What not to miss this week
Summer Sculpture Park
TWENTY-three sculptors are showing more than 70 works in Altered States, in the summer sculpture park in the grounds of Newbury’s historic Elizabethan mansion Shaw House. The show is open from 11am to 4pm every day until Sunday, September 29. Free entry and car parking. Dogs and children welcome.
Still time to see Barnum!
BARNUM’S gone down a storm at The Watermill. Step right up and enter the dazzling world of PT Barnum, where imagination and ambition know no bounds. The Bagnor theatre’s summer spectacular continues until September 8. Hand in hand with wife Charity, Barnum’s life and career twists and turns as he schemes and dreams his way to headier heights.
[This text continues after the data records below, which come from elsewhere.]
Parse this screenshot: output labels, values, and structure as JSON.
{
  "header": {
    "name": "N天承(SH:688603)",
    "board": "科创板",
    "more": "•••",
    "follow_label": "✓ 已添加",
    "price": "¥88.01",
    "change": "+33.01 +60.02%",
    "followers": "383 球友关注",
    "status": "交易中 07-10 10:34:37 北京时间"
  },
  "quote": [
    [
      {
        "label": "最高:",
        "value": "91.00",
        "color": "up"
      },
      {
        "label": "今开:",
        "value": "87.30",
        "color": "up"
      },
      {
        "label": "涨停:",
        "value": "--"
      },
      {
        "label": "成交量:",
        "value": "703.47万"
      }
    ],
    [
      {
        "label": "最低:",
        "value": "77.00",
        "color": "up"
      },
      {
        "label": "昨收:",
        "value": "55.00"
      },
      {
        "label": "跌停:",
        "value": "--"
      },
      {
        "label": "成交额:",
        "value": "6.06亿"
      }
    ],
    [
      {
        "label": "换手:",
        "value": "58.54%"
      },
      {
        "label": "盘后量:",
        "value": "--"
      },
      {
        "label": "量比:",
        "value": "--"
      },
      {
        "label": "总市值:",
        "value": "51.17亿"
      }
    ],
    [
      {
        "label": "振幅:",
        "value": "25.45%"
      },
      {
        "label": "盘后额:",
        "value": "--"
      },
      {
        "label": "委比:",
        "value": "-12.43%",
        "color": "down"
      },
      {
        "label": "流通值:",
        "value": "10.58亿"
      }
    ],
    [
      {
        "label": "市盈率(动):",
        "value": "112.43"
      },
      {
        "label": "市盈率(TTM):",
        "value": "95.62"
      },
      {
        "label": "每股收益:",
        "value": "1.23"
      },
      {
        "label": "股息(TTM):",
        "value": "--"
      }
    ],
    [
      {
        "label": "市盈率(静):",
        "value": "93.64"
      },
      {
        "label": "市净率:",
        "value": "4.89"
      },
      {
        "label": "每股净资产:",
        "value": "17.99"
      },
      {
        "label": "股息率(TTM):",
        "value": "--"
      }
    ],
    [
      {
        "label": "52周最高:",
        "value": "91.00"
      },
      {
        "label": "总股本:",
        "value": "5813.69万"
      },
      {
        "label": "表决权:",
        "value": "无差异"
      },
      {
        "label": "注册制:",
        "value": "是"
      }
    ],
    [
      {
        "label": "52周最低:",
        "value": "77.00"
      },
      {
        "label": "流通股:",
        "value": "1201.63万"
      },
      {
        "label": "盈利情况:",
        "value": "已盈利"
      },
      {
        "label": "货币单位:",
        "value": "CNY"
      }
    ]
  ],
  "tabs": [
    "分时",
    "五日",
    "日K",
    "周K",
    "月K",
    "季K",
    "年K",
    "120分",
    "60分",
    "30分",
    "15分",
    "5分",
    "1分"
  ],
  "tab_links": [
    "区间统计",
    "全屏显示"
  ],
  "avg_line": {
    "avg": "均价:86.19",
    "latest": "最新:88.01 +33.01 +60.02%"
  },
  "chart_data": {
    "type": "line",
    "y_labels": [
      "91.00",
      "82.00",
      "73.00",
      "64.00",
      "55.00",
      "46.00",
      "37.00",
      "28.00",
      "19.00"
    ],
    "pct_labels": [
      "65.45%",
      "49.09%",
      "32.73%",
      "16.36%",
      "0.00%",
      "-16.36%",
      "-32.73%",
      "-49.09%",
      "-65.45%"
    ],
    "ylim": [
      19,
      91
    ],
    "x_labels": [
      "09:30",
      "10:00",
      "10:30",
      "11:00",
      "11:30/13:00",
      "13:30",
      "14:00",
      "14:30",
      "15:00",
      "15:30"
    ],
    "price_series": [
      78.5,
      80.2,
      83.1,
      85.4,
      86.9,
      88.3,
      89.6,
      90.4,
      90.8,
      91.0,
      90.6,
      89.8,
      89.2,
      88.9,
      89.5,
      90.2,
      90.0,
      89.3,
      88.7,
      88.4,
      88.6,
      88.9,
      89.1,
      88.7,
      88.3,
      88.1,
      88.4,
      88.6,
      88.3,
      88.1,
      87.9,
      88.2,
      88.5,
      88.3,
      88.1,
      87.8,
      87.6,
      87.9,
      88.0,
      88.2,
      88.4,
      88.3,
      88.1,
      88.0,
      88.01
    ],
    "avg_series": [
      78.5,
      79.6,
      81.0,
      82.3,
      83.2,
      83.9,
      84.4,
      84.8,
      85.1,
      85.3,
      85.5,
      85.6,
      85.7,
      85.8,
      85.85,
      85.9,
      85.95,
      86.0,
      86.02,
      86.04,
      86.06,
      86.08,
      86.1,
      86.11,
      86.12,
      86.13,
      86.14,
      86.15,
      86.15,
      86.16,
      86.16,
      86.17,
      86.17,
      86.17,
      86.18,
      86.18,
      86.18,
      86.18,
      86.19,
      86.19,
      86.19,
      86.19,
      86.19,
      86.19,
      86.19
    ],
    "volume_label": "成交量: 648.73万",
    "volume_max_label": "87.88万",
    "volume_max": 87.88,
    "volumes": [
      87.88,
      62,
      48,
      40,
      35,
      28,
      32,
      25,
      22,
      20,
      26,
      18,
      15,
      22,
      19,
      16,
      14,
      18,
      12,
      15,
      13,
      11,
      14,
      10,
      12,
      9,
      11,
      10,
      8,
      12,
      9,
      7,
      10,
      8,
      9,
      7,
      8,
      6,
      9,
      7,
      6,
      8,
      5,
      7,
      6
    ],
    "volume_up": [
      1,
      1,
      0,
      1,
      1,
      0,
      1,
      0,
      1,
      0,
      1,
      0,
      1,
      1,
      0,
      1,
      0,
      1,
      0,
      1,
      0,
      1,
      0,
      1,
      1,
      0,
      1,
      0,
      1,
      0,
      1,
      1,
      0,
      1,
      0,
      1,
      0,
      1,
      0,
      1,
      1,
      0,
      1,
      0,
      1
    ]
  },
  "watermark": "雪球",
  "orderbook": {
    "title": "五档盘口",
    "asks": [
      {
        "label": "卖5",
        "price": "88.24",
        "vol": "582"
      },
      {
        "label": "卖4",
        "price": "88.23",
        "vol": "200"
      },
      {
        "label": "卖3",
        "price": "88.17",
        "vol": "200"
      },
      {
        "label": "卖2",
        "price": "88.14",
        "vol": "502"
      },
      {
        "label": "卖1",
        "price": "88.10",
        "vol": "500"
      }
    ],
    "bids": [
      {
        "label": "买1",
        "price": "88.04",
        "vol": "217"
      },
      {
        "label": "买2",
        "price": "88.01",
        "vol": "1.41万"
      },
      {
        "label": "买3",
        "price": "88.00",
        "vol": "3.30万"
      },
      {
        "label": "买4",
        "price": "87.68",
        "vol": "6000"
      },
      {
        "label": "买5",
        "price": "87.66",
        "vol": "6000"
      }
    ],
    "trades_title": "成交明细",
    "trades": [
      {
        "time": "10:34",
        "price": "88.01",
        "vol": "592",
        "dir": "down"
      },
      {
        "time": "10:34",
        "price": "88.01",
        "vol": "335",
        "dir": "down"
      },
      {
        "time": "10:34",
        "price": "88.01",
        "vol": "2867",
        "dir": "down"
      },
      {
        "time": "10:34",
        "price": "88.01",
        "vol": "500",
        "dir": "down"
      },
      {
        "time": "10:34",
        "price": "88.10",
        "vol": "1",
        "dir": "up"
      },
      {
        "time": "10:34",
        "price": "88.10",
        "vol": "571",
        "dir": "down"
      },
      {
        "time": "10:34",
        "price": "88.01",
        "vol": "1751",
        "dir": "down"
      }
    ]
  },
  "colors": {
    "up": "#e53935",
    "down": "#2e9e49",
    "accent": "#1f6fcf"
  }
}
However, the irresistible pull of an ever-bigger humbug comes at a cost, and the people paying are usually those on whom Barnum tramples on the way to the top. www.watermill.org.uk
Pop-up painters
THE POP-UP art exhibition among the Crane garden buildings at Hilliers garden centre in Prior’s Court Road, Hermitage, continues to Sunday, featuring the work of two local artists, Julie Pearson and Kevin Scully, well-known to the area through Open Studios. Their work will be on display daily from 10am to 4pm.
DJs in the Park
NEWBURY’S Good Vibes Music Academy is presenting Submachine – a day of music, from funk n soul, hip hop, garage, breakbeat to DNB in Victoria Park on Saturday. It’s going to be a very chilled informal day of music with live DJs performing from a blow-up yellow submarine including Aaron K who’s a breakbeat champion and has his own show on Kennet Radio, Sam Beecroft who has performed in Ibiza, Ministry of Sound etc and a headline set from the young up-and-coming talent DJ Hypester, who’s getting a lot of attention and play time at the moment. It’s a big family affair with music playing from 12pm to 8pm by the skate park in Victoria Park.
New Era Love Letters
NEW Era Plyers open their two-hander Love Letters, a 1988 work by AR Gurney at their Wash Common Theatre on Wednesday. This play has been nominated for awards and has appeared in the West End and on Broadway, most recently revived by Martin Shaw and Jenny Seagrove in 2020. A poignant work, it charts the lifelong relationship between two people, where the words are front and centre. It is a true epistolary work, as all the lines are read from letters the pair have exchanged over the years. Performances from September 4 to 7 and 11 to 14 at New Era Theatre, Andover Road, Wash Common. Tickets, £15, are available from ticketsource.co.uk/new-era-players This amateur production is presented by arrangement with Music Theatre International on behalf of Josef Weinberger Ltd.